NCCC diberikan wewenang yang sangat besar untuk mengusut dan memuntut
politisi maupun pejabat. NCCC diberi kekuatan yang besar untuk mengajukan
pemecatan terhadap politisi, memeriksa kekayaan pejabat, mendapat dokumen
menangkap dan menahan tertuduh atas permintaan pengadilan. NCCC menerapkan
beberapa strategi untuk memberantas korupsi, yaitu:
1. Tindakan represif,
2. Melalui penuntutan,
3. Tindakan preventif,
4. Upaya-upaya penyadaran masyarakat anti korupsi dengan melibatkan media,
5. Strategi transparansi dalam pemeriksaan kekayaan pejabat dan politis,
6. Mendapat laporan kasusu korupsi, dan
7. Program perlindungan saksi.
B. Dasar Hukum Lembaga
Pemberantasan korupsi dan sistem akuntabilitas publik sudah menjadi
kebijakan publik sejak diberlakukannya UUD 1997 yang dirancang dan didesakan oleh
gerakan rakyat sejak awal tahun 1990-an.
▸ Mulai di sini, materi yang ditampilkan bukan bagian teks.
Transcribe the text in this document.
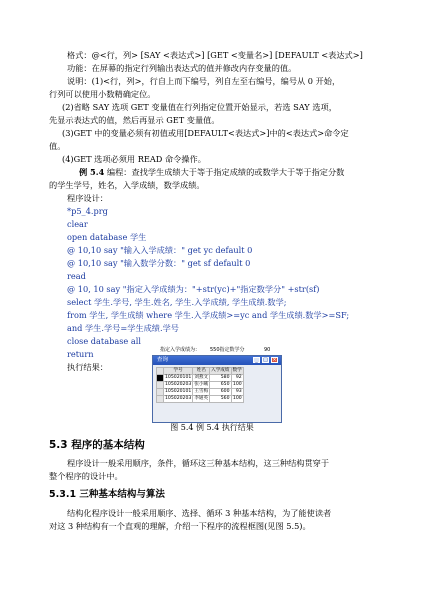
格式：@<行，列> [SAY <表达式>] [GET <变量名>] [DEFAULT <表达式>]
功能：在屏幕的指定行列输出表达式的值并修改内存变量的值。
说明：(1)<行，列>，行自上而下编号，列自左至右编号，编号从 0 开始，
行列可以使用小数精确定位。
(2)省略 SAY 选项 GET 变量值在行列指定位置开始显示，若选 SAY 选项，
先显示表达式的值，然后再显示 GET 变量值。
(3)GET 中的变量必须有初值或用[DEFAULT<表达式>]中的<表达式>命令定
值。
(4)GET 选项必须用 READ 命令操作。
例 5.4 编程：查找学生成绩大于等于指定成绩的或数学大于等于指定分数
的学生学号，姓名，入学成绩，数学成绩。
程序设计：
*p5_4.prg
clear
open database 学生
@ 10,10 say "输入入学成绩：" get yc default 0
@ 10,10 say "输入数学分数：" get sf default 0
read
@ 10, 10 say "指定入学成绩为："+str(yc)+"指定数学分" +str(sf)
select 学生.学号, 学生.姓名, 学生.入学成绩, 学生成绩.数学;
from 学生, 学生成绩 where 学生.入学成绩>=yc and 学生成绩.数学>=SF;
and 学生.学号=学生成绩.学号
close database all
return
执行结果：
指定入学成绩为： 550指定数学分	90
查询	_	□ ×
	学号	姓名	入学成绩	数学
	105020101	刘燕文	580	92
	105020203	张小曦	650	100
	105020101	王雪梅	600	93
	105020203	李通英	560	100
图 5.4 例 5.4 执行结果
5.3 程序的基本结构
程序设计一般采用顺序，条件，循环这三种基本结构，这三种结构贯穿于
整个程序的设计中。
5.3.1 三种基本结构与算法
结构化程序设计一般采用顺序、选择、循环 3 种基本结构，为了能使读者
对这 3 种结构有一个直观的理解，介绍一下程序的流程框图(见图 5.5)。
Korupsi yang menjadi ciri sistem
pemerintahan Otorites selama 60 tahun, tidak lagi ditangani secara konvensional, tapi
mulai ditangani oleh lembaga baru dengan pendekatan luar biasa (extra ordinary) yang
lebih modern dan komprehensif. Sesuai dengan mandat konstitusi, selain dibentuk
NCCC (National Counter Corruption Commission) yang berwenang melakukan
penyidikan dan penuntutan kasus korupsi, juga perubahan dalam sistem peradilan satu
tahap untuk kasus korupsi yang melibatkan pejabat tinggi dan politisi. Bagian lainnya
dari sistem antikorupsi dan public accountability yang penting adalah Lembaga Money
Laundering (AMLO), Ombudsman, dan Mahkamah Konstitusi, Sistem Peradilan Satu
tahap untuk Korupsi Politik, Kebebasan memperoleh Informasi, dan Perlindungan
Saksi.
BAB V
PERBANDINGAN
Berdasarkan pemaparan diatas terdapat beberapa perbedaan mengenai
kewenangan dari lembaga anti-korupsi Indonesia dan myanmar. Sistem pengawasan
rendah (sarat intervensi) dengan political will rendah seperti Thailand, NCCC tidak
hanya melakukan pendekatan represif melalui penuntutan ke pengadilan tapi juga
punya kewenangan untuk mengajukan pemecatan terhadap politisi, pemeriksaaan
kekayaan pejabat atau politisi. Dalam menunjang fungsi penyelidikannya, NCCC
diberi kekuasaan yang besar untuk mendapatkan domuken, menangkap dan menahan
tertuduh atas permintaan pengadilan. Indonesia sebaiknya tidak mengambil alternatif
pengawasan klasik dengan political will yang rendah dengan menjadikan KPK sebagai
rumpun eksekutif maupun memberikan ruang bagi eksekutif dalam mengintervensi
kelembagaan KPK. Selain itu, KPK perlu diletakkan bukan di bawah lembaga
eksekutif, melainkan sebagai lembaga negara independen agar dapat menjalankan
fungsi pemberantasan korupsinya secara maksimal.